To put this in perspective, most forecasts of the budget deficit cover ten years. The elusive goal of the White House and many on both sides of the aisle in Congress is to reduce that ten-year deficit by 3 to 4 trillion dollars.
Newt goes in the other direction, with gusto. Increasing the deficit by $850 billion in a single year is beyond the wildest imaginings of the least responsible budget mavens within a radius of three thousand miles from Washington.
Imagine what Standard & Poor’s or Moody’s or Fitch would do if it became law. We’d go directly from a triple-A credit rating to triple X – the veritable porn star of fiscal mayhem. Interest on our debt would become larger than most of the rest of the budget.
Most of this explosion of debt in Newt’s plan occurs because he slashes taxes. But not just anyone’s taxes. The lion’s share of Newt’s tax cuts benefit the very, very rich.
That’s because he lowers their marginal income tax rate to 15 percent – down from the current 35 percent, which was Bush’s temporary tax cut; down from 39 percent under Bill Clinton; down from at least 70 percent in the first three decades after World War II. Newt also gets rid of taxes on unearned income – the kind of income that the super-rich thrive on – capital gains, dividends and interest.
Under Newt’s plan, each of the roughly 130,000 taxpayers in the top .1 percent – the richest one-tenth of one percent – reaps an average tax cut of $1.9 million per year. Add what they’d otherwise have to pay if the Bush tax cut expired on schedule, and each of them saves $2.3 million a year.
To put it another way, under Newt’s plan, the total tax bill of the top one-tenth of one percent drops from around 38 percent of their income to around 10 percent.
What about low-income households? They get an average tax cut of $63 per year.
Oh, I almost forgot: Newt also slashes corporate taxes.
I’m not making this up.
This might be amusing if Newt were just being old Newt – if this were another infamous hot-air bubble emerging from an always provocative, sometimes clever, often bizarre mind.
But it’s the tax plan of the leading candidate for president of one of the two major political parties of the United States.
And it comes at a time when America’s super rich are raking in a larger portion of total income and wealth than at any time over the last 80 years, and when their marginal taxes are lower than they’ve been in three decades; a time when the nation’s long-term budget deficit is causing cuts in education and infrastructure which will impair our future and that of our children, and when safety nets and social services are being slashed.

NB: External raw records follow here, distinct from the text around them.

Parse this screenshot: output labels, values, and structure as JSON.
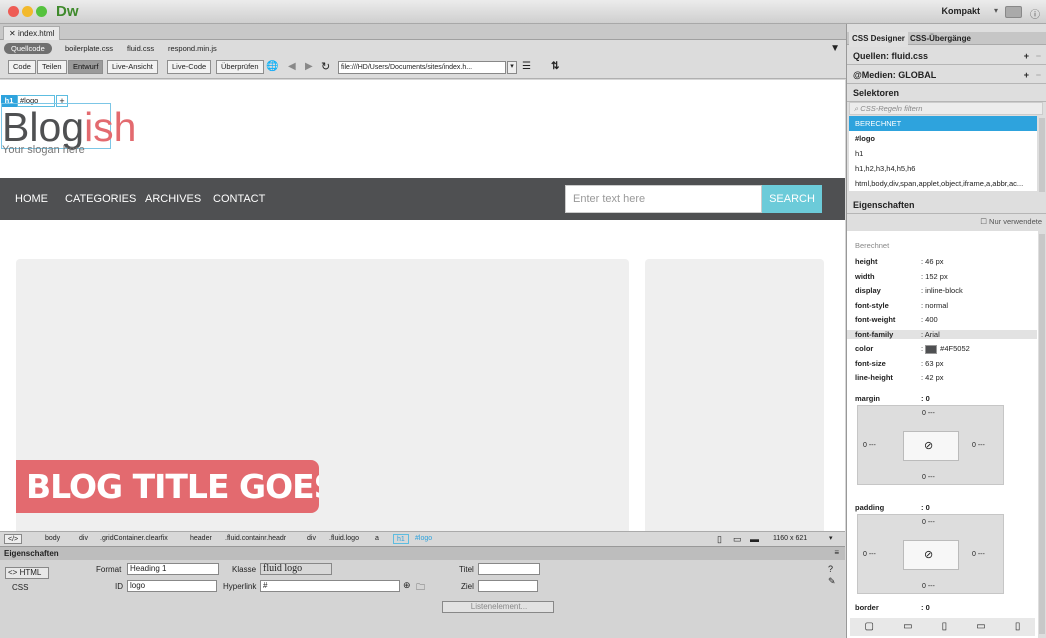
{
  "app": {
    "name": "Dw",
    "workspace": "Kompakt"
  },
  "doc_tab": "index.html",
  "related_files": [
    "Quellcode",
    "boilerplate.css",
    "fluid.css",
    "respond.min.js"
  ],
  "view_buttons": [
    "Code",
    "Teilen",
    "Entwurf",
    "Live-Ansicht",
    "Live-Code",
    "Überprüfen"
  ],
  "url": "file:///HD/Users/Documents/sites/index.h...",
  "element_tag": {
    "tag": "h1",
    "id": "#logo",
    "add": "+"
  },
  "page": {
    "logo_dark": "Blog",
    "logo_accent": "ish",
    "slogan": "Your slogan here",
    "nav": [
      "HOME",
      "CATEGORIES",
      "ARCHIVES",
      "CONTACT"
    ],
    "search_placeholder": "Enter text here",
    "search_button": "SEARCH",
    "banner": "BLOG TITLE GOES HERE"
  },
  "statusbar": {
    "tags": [
      "</>",
      "body",
      "div",
      ".gridContainer.clearfix",
      "header",
      ".fluid.containr.headr",
      "div",
      ".fluid.logo",
      "a",
      "h1",
      "#logo"
    ],
    "size": "1160 x 621"
  },
  "properties": {
    "title": "Eigenschaften",
    "html": "<> HTML",
    "css": "CSS",
    "format_label": "Format",
    "format_value": "Heading 1",
    "class_label": "Klasse",
    "class_value": "fluid logo",
    "title_label": "Titel",
    "id_label": "ID",
    "id_value": "logo",
    "link_label": "Hyperlink",
    "link_value": "#",
    "target_label": "Ziel",
    "list_button": "Listenelement..."
  },
  "right_panel": {
    "tabs": [
      "CSS Designer",
      "CSS-Übergänge"
    ],
    "sources": "Quellen: fluid.css",
    "media": "@Medien: GLOBAL",
    "selectors_title": "Selektoren",
    "filter_placeholder": "CSS-Regeln filtern",
    "selectors": [
      "BERECHNET",
      "#logo",
      "h1",
      "h1,h2,h3,h4,h5,h6",
      "html,body,div,span,applet,object,iframe,a,abbr,ac..."
    ],
    "props_title": "Eigenschaften",
    "only_used": "Nur verwendete",
    "computed": "Berechnet",
    "props": [
      {
        "k": "height",
        "v": "46 px"
      },
      {
        "k": "width",
        "v": "152 px"
      },
      {
        "k": "display",
        "v": "inline-block"
      },
      {
        "k": "font-style",
        "v": "normal"
      },
      {
        "k": "font-weight",
        "v": "400"
      },
      {
        "k": "font-family",
        "v": "Arial"
      },
      {
        "k": "color",
        "v": "#4F5052"
      },
      {
        "k": "font-size",
        "v": "63 px"
      },
      {
        "k": "line-height",
        "v": "42 px"
      }
    ],
    "margin": {
      "label": "margin",
      "value": "0",
      "top": "0 ---",
      "left": "0 ---",
      "right": "0 ---",
      "bottom": "0 ---"
    },
    "padding": {
      "label": "padding",
      "value": "0",
      "top": "0 ---",
      "left": "0 ---",
      "right": "0 ---",
      "bottom": "0 ---"
    },
    "border": {
      "label": "border",
      "value": "0"
    }
  },
  "colors": {
    "accent": "#e36a6f",
    "nav": "#4f5052",
    "search": "#6ccbd9",
    "selection": "#2ea3dd"
  }
}
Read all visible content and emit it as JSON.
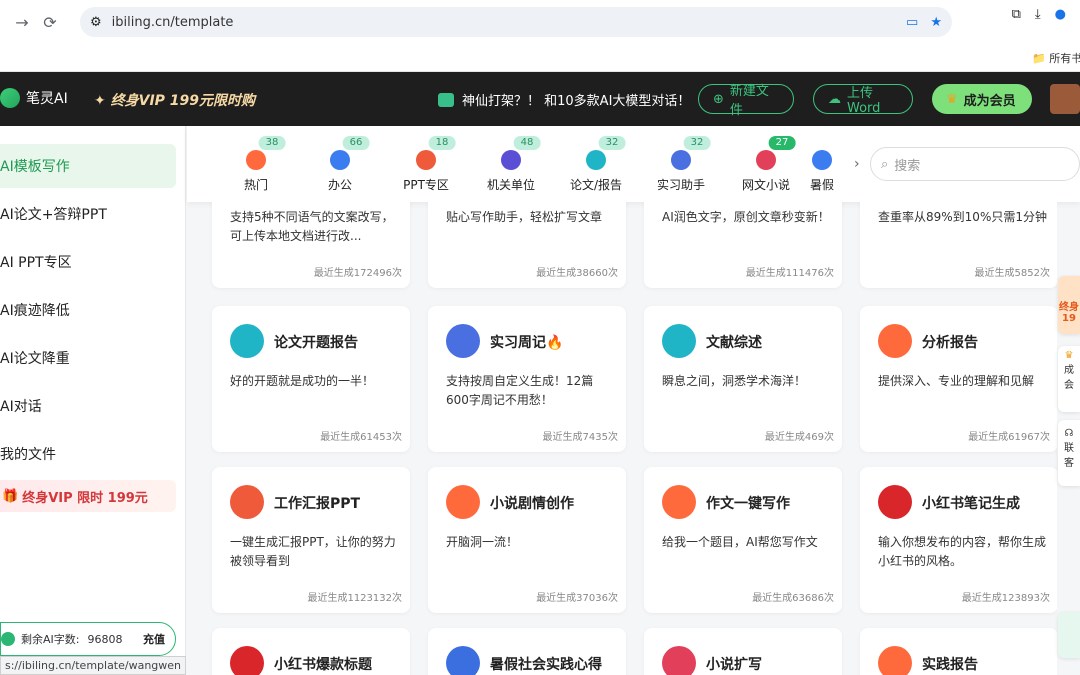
{
  "browser": {
    "url": "ibiling.cn/template",
    "bookmark_label": "所有书"
  },
  "header": {
    "logo_text": "笔灵AI",
    "vip_promo": "终身VIP 199元限时购",
    "chat_promo": "神仙打架？！ 和10多款AI大模型对话！",
    "new_doc_label": "新建文件",
    "upload_label": "上传Word",
    "member_label": "成为会员"
  },
  "sidebar": {
    "items": [
      {
        "label": "AI模板写作",
        "active": true
      },
      {
        "label": "AI论文+答辩PPT"
      },
      {
        "label": "AI PPT专区"
      },
      {
        "label": "AI痕迹降低"
      },
      {
        "label": "AI论文降重"
      },
      {
        "label": "AI对话"
      },
      {
        "label": "我的文件"
      }
    ],
    "vip_banner": "终身VIP 限时 199元",
    "quota_label": "剩余AI字数:",
    "quota_value": "96808",
    "recharge_label": "充值",
    "status_url": "s://ibiling.cn/template/wangwen"
  },
  "categories": [
    {
      "label": "热门",
      "count": "38",
      "color": "#ff6a3d"
    },
    {
      "label": "办公",
      "count": "66",
      "color": "#3b7cf0"
    },
    {
      "label": "PPT专区",
      "count": "18",
      "color": "#ef5a3a"
    },
    {
      "label": "机关单位",
      "count": "48",
      "color": "#5b4fd6"
    },
    {
      "label": "论文/报告",
      "count": "32",
      "color": "#1fb5c7"
    },
    {
      "label": "实习助手",
      "count": "32",
      "color": "#4a6fe0"
    },
    {
      "label": "网文小说",
      "count": "27",
      "color": "#e2405a",
      "hot": true
    },
    {
      "label": "暑假",
      "count": "",
      "color": "#3b7cf0"
    }
  ],
  "search": {
    "placeholder": "搜索"
  },
  "cards": {
    "row0": [
      {
        "desc": "支持5种不同语气的文案改写，可上传本地文档进行改...",
        "stat": "最近生成172496次"
      },
      {
        "desc": "贴心写作助手，轻松扩写文章",
        "stat": "最近生成38660次"
      },
      {
        "desc": "AI润色文字，原创文章秒变新！",
        "stat": "最近生成111476次"
      },
      {
        "desc": "查重率从89%到10%只需1分钟",
        "stat": "最近生成5852次"
      }
    ],
    "row1": [
      {
        "title": "论文开题报告",
        "desc": "好的开题就是成功的一半！",
        "stat": "最近生成61453次",
        "color": "#1fb5c7"
      },
      {
        "title": "实习周记🔥",
        "desc": "支持按周自定义生成！12篇600字周记不用愁！",
        "stat": "最近生成7435次",
        "color": "#4a6fe0"
      },
      {
        "title": "文献综述",
        "desc": "瞬息之间，洞悉学术海洋！",
        "stat": "最近生成469次",
        "color": "#1fb5c7"
      },
      {
        "title": "分析报告",
        "desc": "提供深入、专业的理解和见解",
        "stat": "最近生成61967次",
        "color": "#ff6a3d"
      }
    ],
    "row2": [
      {
        "title": "工作汇报PPT",
        "desc": "一键生成汇报PPT，让你的努力被领导看到",
        "stat": "最近生成1123132次",
        "color": "#ef5a3a"
      },
      {
        "title": "小说剧情创作",
        "desc": "开脑洞一流！",
        "stat": "最近生成37036次",
        "color": "#ff6a3d"
      },
      {
        "title": "作文一键写作",
        "desc": "给我一个题目，AI帮您写作文",
        "stat": "最近生成63686次",
        "color": "#ff6a3d"
      },
      {
        "title": "小红书笔记生成",
        "desc": "输入你想发布的内容，帮你生成小红书的风格。",
        "stat": "最近生成123893次",
        "color": "#d8262b"
      }
    ],
    "row3": [
      {
        "title": "小红书爆款标题",
        "color": "#d8262b"
      },
      {
        "title": "暑假社会实践心得",
        "color": "#3b6fe0"
      },
      {
        "title": "小说扩写",
        "color": "#e2405a"
      },
      {
        "title": "实践报告",
        "color": "#ff6a3d"
      }
    ]
  },
  "float": {
    "promo_top": "终身",
    "promo_bottom": "19",
    "member_short": "成",
    "member_short2": "会",
    "contact_short": "联",
    "contact_short2": "客"
  }
}
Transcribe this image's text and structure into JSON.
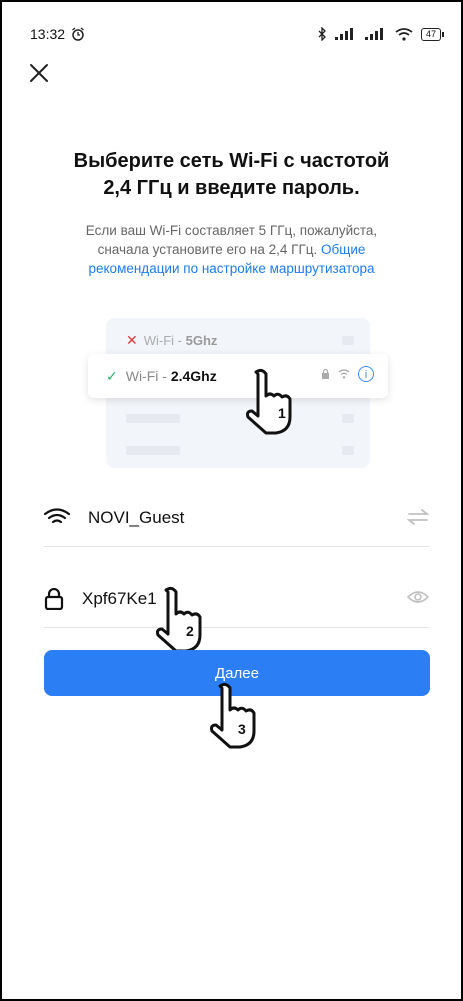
{
  "status_bar": {
    "time": "13:32",
    "battery": "47"
  },
  "page": {
    "title_line1": "Выберите сеть Wi-Fi с частотой",
    "title_line2": "2,4 ГГц и введите пароль.",
    "desc_line1": "Если ваш Wi-Fi составляет 5 ГГц, пожалуйста,",
    "desc_line2_text": "сначала установите его на 2,4 ГГц. ",
    "desc_line2_link": "Общие",
    "desc_line3_link": "рекомендации по настройке маршрутизатора"
  },
  "illustration": {
    "row5_prefix": "Wi-Fi - ",
    "row5_band": "5Ghz",
    "row24_prefix": "Wi-Fi - ",
    "row24_band": "2.4Ghz",
    "info": "i"
  },
  "form": {
    "ssid": "NOVI_Guest",
    "password": "Xpf67Ke1"
  },
  "actions": {
    "next_label": "Далее"
  },
  "hints": {
    "step1": "1",
    "step2": "2",
    "step3": "3"
  },
  "colors": {
    "accent": "#2b7ef3",
    "link": "#1b7cf2",
    "check": "#27b36a",
    "cross": "#e03a3a"
  }
}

Can Newt get away with this?
Probably — because his plan also comes at a time when Americans are so cynical about the major institutions of our society that someone who offers huge, outrageous plans holds a special fascination: The whole system is so awful, people tell themselves, why not just jettison everything and start from scratch? Let’s throw caution to the winds and do something really big – even if it’s colossally stupid.
This is why the more outrageous Newt can be, the better his polls. The more irresponsible his bomb-throwing, the more attractive he becomes to a sizable portion of Americans so fed up they feel like throwing bombs.
History is full of strong men with dangerous ideas who gain power when large masses of people are so desperate and disillusioned they’ll follow anyone who offers big, seemingly easy solutions.
At times like this a nation must depend on its wise elders – people who have gained a reputation for good judgment and integrity, and who are broadly respected by all sides regardless of political affiliation or ideology – to call out the demagogues, speak the truth, and restore common sense.
The great tragedy of America today is the paucity of such individuals when we need them the most.